Columbia isn’t like that, though. In my fiction cohort, we have people writing all kinds of things--Ancient American high fantasy, swashbuckling pirate stories, reimaginings of Greek mythology, Queer mobster romances, Afrofuturism, surrealism, humorism, and a bunch of other stuff I don’t think I could rightly give a name. The fiction faculty trusts us to tell our stories in the way that occurs naturally to us, and they meet our work on its own terms without imposing rules or structures overtop it.

What advice do you have for other graduate students, for undergraduate students?

Be open and vulnerable with people. Make friends in your program. Buy them coffee and candy and call them regularly. Go gossip jogging with them, weather and public health crises permitting.

 Act boldly into your interests. At a semantic level, never sterilize your identity--don’t refer to your writing as “content.” If a pastry chef referred to themselves as a “Calorie Creator,” their work would probably end up in a dumpster. Pastries and literature are wonderful and important things, and they deserve proper names and that aren’t banal or confusing.

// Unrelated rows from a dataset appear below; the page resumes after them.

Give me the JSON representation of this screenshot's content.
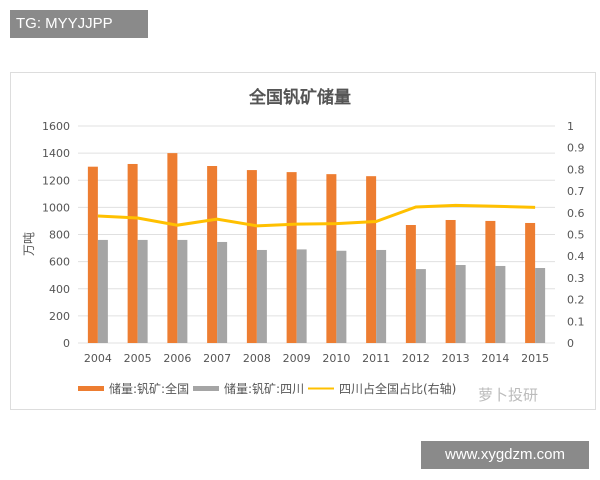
{
  "watermarks": {
    "top": "TG: MYYJJPP",
    "bottom": "www.xygdzm.com",
    "corner": "萝卜投研"
  },
  "chart_data": {
    "type": "bar",
    "title": "全国钒矿储量",
    "ylabel": "万吨",
    "ylim": [
      0,
      1600
    ],
    "y2lim": [
      0,
      1
    ],
    "yticks": [
      "0",
      "200",
      "400",
      "600",
      "800",
      "1000",
      "1200",
      "1400",
      "1600"
    ],
    "y2ticks": [
      "0",
      "0.1",
      "0.2",
      "0.3",
      "0.4",
      "0.5",
      "0.6",
      "0.7",
      "0.8",
      "0.9",
      "1"
    ],
    "categories": [
      "2004",
      "2005",
      "2006",
      "2007",
      "2008",
      "2009",
      "2010",
      "2011",
      "2012",
      "2013",
      "2014",
      "2015"
    ],
    "grid": true,
    "legend_placement": "bottom",
    "series": [
      {
        "name": "储量:钒矿:全国",
        "type": "bar",
        "axis": "left",
        "color": "#ED7D31",
        "values": [
          1300,
          1320,
          1400,
          1305,
          1275,
          1260,
          1245,
          1230,
          870,
          907,
          900,
          885
        ]
      },
      {
        "name": "储量:钒矿:四川",
        "type": "bar",
        "axis": "left",
        "color": "#A5A5A5",
        "values": [
          760,
          760,
          760,
          745,
          686,
          690,
          680,
          686,
          545,
          575,
          568,
          553
        ]
      },
      {
        "name": "四川占全国占比(右轴)",
        "type": "line",
        "axis": "right",
        "color": "#FFC000",
        "values": [
          0.585,
          0.576,
          0.543,
          0.571,
          0.54,
          0.548,
          0.55,
          0.56,
          0.627,
          0.634,
          0.63,
          0.625
        ]
      }
    ]
  }
}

You’re a writer and an artist. And you need to identify yourself as such (if only in your own head), because there is almost nothing in our culture encouraging you and your fellow writers to do what you do. There’s no entrance criteria, either. Even if you’ve published nothing and work a borderline telemarketing job to support yourself (like yours truly not so long ago), you need to call yourself a writer if you’re serious about your craft.

I think one of the dangers with the way that the bookish world has had to retreat into the academy is that it can give us this idea that when we’re in school, what we’re working on is school work. It isn’t. If you think of yourself as only a student, and you think about your craft as a matter of turning in assignments, you run the risk of burning out once you have no more assignments to turn in.

Your professors are writers and you’re a writer, too. Work your ass off for them and be proud to be in their company.  

Is there anything else you’d like for us to include?

I’m currently writing an epistolary novel loosely based on two real (but unrelated) events: the 2014 shutdown of the UAB football program, and the Federal Trade Commission’s investigation and shutdown of a multi-level marketing company called Vemma. I’m reimagining them as the same event.

Outside of Columbia, I’m part of a spoken word/keyboard collaboration. We call ourselves “TRiO.” What’s TRiO? It’s two guys and an uncooperative cleaning lady. But we're more than that. TRiO is Ginsberg's rendition of your power bill. TRiO is a soundtrack for a movie never made. But we're more than that. TRiO is Trevor Lisa/spoken word and Michael Glascott/keyboards. Listen to TRiO here on soundcloud.